To the southwest is the Kings Knot, a 12th century park once used for jousting, hawking and hunting. In the 1490s, James IV planted fruit trees, flowers and ornamental hedges, and the earthwork was constructed for the Scottish coronation of Charles I’s in 1633. Stirling Heritage Trust say the most impressive view of the castle is from this earthwork.

The King's Knott by Stirling Castle

The castle’s first appearance in written record was surprisingly late when King Alexander I dedicated a chapel here in 1110. Stirling became a Royal Burgh and an administrative centre in the reign of Alexander’s successor (and brother) David I (r1124-53).

Being situated at almost the narrowest part of Scotland with the Highlands to the north and the Lowlands to the south, Stirling’s strategic importance led to the saying, ‘he who holds Stirling holds Scotland.’ The Castle has thus been besieged seven times, most frequently during the wars with Edward I of England, and most recently by Charle Edward Stuart in 1745 during his abortive attempt to regain the crown for the Stuarts.

Through a gate…

Into the Inner Ward, Stirling Castle

…we entered an older section of the castle, though more Stuart than medieval.
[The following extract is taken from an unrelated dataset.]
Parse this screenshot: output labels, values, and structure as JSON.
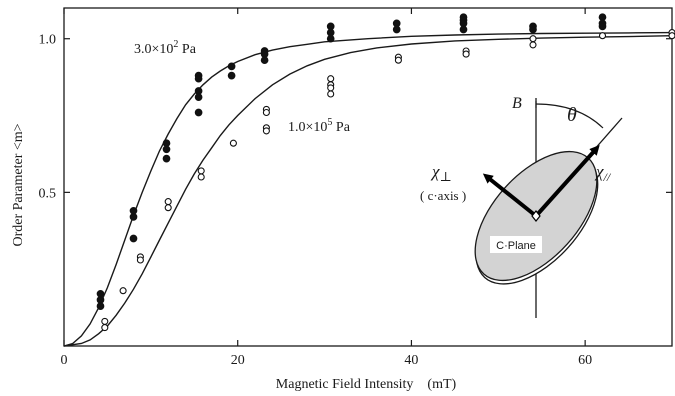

In the inner ward, Stirling Castle

Inside there was a minstrel to pluck a tune on his lute to accompany our visit.

Minstrel, Stirling Castle

We admired the tapestries…

Tapestries, Stirling Castle

…. and the queen’s bedchamber. She did not sleep here, she had a smaller, more personal room behind, this one was just for show.
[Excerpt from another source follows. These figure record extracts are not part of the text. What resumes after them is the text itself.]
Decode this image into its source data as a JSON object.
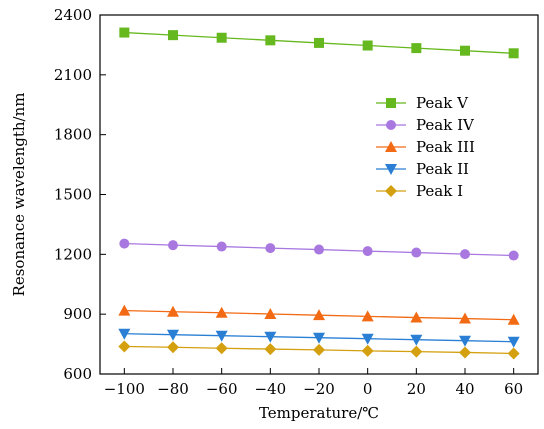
{
  "chart_data": {
    "type": "line",
    "title": "",
    "xlabel": "Temperature/℃",
    "ylabel": "Resonance wavelength/nm",
    "xlim": [
      -110,
      70
    ],
    "ylim": [
      600,
      2400
    ],
    "xticks": [
      -100,
      -80,
      -60,
      -40,
      -20,
      0,
      20,
      40,
      60
    ],
    "xtick_labels": [
      "−100",
      "−80",
      "−60",
      "−40",
      "−20",
      "0",
      "20",
      "40",
      "60"
    ],
    "yticks": [
      600,
      900,
      1200,
      1500,
      1800,
      2100,
      2400
    ],
    "ytick_labels": [
      "600",
      "900",
      "1200",
      "1500",
      "1800",
      "2100",
      "2400"
    ],
    "grid": false,
    "legend_position": "right",
    "x": [
      -100,
      -80,
      -60,
      -40,
      -20,
      0,
      20,
      40,
      60
    ],
    "series": [
      {
        "name": "Peak V",
        "color": "#66b81f",
        "marker": "square",
        "values": [
          2312,
          2299,
          2286,
          2273,
          2260,
          2247,
          2234,
          2221,
          2208
        ]
      },
      {
        "name": "Peak IV",
        "color": "#a878e0",
        "marker": "circle",
        "values": [
          1254,
          1246,
          1239,
          1231,
          1224,
          1216,
          1209,
          1201,
          1194
        ]
      },
      {
        "name": "Peak III",
        "color": "#f26b14",
        "marker": "triangle-up",
        "values": [
          918,
          912,
          907,
          901,
          895,
          889,
          883,
          878,
          872
        ]
      },
      {
        "name": "Peak II",
        "color": "#2a7fd4",
        "marker": "triangle-down",
        "values": [
          802,
          797,
          792,
          787,
          782,
          777,
          772,
          767,
          762
        ]
      },
      {
        "name": "Peak I",
        "color": "#d4a010",
        "marker": "diamond",
        "values": [
          738,
          734,
          729,
          725,
          721,
          716,
          712,
          708,
          703
        ]
      }
    ]
  }
}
Queens Bedchamber, Stirling Castle

The Stirling Heads – 16th century medallions, a metre in diameter, with carvings of kings, queens, nobles, Roman emperors, biblical figures and characters from classical mythology - decorated the palace ceilings until a collapse in 1777.

One of the Stirling Heads

Back outside we approached the North Gate, in part dating from the 1380s making it the oldest structure in the castle.

The North Gate, Stirling Castle

And so our castle visit came to an end.

The Maharajah

Like many Scottish towns Stirling has many restaurants opening 10.00 to 5.00 pm for coffee, lunch and tea, but surprisingly few offer dinner. Eating out on a Friday night requires booking, and doing so earlier than we did.

However, we had exhausted the delights of the hotel menu, and The Maharajah may have maintained a low profile on the internet and local guides, but it was just across the road. Small Indian restaurants are very variable and we had no local knowledge, but we decided to chance our luck. And lucky we were, The Maharajah fed us well, so now we have local knowledge I can advise travellers searching for an evening meal in Stirling to visit the Maharajah.

The Maharajah, Stirling

I was not surprised by the number of cyclists coming in carrying the distinctive boxes of Deliveroo and its competitors, they soon loaded up and peddled off, but what surprised me was that most were not youngsters but men in their 50s or 60s’

The End

So our 2022 Scottish sojourn ended with our best meal out since our first night in Glasgow. The next day we made the long drive home.